Economic development staff laid out changes to a proposed downtown redevelopment deal and asked the City Council to consider a local building-code amendment to accommodate smaller apartment units.
Dave, presenting the redevelopment terms to the Committee of the Whole, said the city would reimburse property taxes during construction and that the developer would be reimbursed up to $1,200,000 plus interest over the life of the TIF increment. "First of all, that during the construction period, the property will be reimbursed the property taxes that it pays," he said. He added the $1.2 million cap is a reduction from an earlier $1,750,000 figure the developer had sought.

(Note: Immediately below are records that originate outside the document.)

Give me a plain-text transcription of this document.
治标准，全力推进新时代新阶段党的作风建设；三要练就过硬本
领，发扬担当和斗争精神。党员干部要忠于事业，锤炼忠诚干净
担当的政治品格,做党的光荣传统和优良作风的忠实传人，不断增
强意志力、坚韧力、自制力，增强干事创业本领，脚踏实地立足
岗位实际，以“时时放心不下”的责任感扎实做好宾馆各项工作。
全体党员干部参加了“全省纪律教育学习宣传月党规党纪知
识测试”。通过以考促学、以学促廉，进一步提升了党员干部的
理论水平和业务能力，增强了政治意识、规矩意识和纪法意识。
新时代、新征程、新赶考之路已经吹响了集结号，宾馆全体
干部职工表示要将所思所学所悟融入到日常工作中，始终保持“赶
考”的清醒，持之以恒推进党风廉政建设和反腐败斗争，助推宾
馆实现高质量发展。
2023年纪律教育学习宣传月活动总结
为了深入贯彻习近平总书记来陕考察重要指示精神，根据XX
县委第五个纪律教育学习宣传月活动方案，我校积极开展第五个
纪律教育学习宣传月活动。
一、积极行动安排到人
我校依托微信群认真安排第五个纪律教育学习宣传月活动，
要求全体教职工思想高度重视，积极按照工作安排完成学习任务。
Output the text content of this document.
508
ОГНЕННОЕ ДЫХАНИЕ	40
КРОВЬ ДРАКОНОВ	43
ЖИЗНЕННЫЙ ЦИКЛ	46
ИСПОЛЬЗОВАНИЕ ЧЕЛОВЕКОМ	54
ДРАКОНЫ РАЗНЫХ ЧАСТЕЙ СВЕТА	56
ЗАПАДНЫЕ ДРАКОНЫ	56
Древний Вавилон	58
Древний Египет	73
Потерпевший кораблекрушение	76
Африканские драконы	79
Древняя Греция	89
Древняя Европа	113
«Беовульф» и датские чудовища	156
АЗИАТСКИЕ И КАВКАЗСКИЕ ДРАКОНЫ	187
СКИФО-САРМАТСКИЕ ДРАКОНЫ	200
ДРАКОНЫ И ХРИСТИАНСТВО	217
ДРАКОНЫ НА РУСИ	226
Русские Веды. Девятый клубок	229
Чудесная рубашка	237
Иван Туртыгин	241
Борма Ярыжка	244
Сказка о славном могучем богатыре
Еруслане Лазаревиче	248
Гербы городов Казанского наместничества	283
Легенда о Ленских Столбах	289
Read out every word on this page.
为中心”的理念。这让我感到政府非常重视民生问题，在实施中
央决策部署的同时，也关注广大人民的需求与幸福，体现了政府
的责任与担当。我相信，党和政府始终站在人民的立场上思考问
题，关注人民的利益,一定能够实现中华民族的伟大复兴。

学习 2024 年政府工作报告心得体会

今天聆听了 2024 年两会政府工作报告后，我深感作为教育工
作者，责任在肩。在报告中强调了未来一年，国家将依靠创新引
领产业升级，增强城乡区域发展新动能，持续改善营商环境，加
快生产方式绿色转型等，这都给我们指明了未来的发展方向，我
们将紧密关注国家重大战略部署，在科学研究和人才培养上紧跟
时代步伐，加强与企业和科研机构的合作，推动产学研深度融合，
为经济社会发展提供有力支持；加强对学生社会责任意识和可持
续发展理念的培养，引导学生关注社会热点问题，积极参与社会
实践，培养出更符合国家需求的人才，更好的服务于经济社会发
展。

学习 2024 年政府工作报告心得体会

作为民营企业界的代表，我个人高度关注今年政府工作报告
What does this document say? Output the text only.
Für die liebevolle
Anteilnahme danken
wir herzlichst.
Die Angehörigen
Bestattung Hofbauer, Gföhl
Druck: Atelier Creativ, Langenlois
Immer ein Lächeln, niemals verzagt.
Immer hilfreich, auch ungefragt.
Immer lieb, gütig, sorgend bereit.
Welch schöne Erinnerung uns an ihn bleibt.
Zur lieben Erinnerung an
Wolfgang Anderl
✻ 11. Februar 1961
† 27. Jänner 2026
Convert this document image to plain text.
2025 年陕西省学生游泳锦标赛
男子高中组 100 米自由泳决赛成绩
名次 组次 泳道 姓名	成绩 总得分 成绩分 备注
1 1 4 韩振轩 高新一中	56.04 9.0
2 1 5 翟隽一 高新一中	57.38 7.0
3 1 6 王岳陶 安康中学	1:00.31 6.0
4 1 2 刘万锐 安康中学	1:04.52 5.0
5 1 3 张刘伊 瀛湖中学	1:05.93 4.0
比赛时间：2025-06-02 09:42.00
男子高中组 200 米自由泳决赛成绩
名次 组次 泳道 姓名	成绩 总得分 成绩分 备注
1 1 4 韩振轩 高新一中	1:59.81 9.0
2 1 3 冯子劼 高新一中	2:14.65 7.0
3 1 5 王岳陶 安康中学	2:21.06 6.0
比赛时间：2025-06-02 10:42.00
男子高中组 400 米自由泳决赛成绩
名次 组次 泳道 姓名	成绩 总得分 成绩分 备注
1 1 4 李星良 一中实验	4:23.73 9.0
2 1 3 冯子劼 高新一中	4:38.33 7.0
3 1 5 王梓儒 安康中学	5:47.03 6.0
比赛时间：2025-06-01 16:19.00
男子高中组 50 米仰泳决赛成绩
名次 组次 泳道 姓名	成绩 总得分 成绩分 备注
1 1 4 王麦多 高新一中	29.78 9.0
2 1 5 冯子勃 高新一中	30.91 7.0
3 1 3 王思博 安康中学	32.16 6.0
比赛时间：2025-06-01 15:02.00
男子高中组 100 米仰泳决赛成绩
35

Council members and staff focused on a long-standing local amendment that requires a 900-square-foot minimum for apartment units. Dave said the project’s smallest units are proposed at 531 square feet and that "if I add all those units up that are under 900 square feet, that would represent 41% of the building." He and council members discussed using an average-unit approach so the city could lower the effective minimum without immediately allowing extremely small units to become the new baseline.
The proposal also includes a 1% building-permit fee (of project cost), a requested parking waiver, and a requested waiver of loading-dock requirements; staff said the developer would provide a curbside "kiss-and-ride" drop-off area at the developer’s expense as an alternative to an on-site loading dock.
On timing and preservation, Dave said the developer wants to fast-track permits and begin demolition and abatement over winter ‘‘at his risk’’ and that replacement windows would preserve the building’s historic window openings. Council asked for a detailed square-footage breakdown for each unit type and for legal staff to draft any amendment: Dave said he has "Michael Morris doing that."
Council members emphasized that any change should be limited to new construction or major remodels (for example, over a 50% threshold) and that existing units would be grandfathered under whatever standard remains in force. No ordinance was adopted at the meeting; staff recommended drafting an amendment for council review and legal scrutiny.
The council also discussed the likelihood of first-floor commercial tenants and asked staff to press the developer for commercial occupancy on the ground floor where feasible. Dave said market conditions may push developers toward "work-live" units if first-floor commercial demand cannot be secured.
The next procedural step is for staff to circulate the proposed code amendment language and the developer’s unit-by-unit square-footage breakdown to council members for feedback and for legal drafting to follow.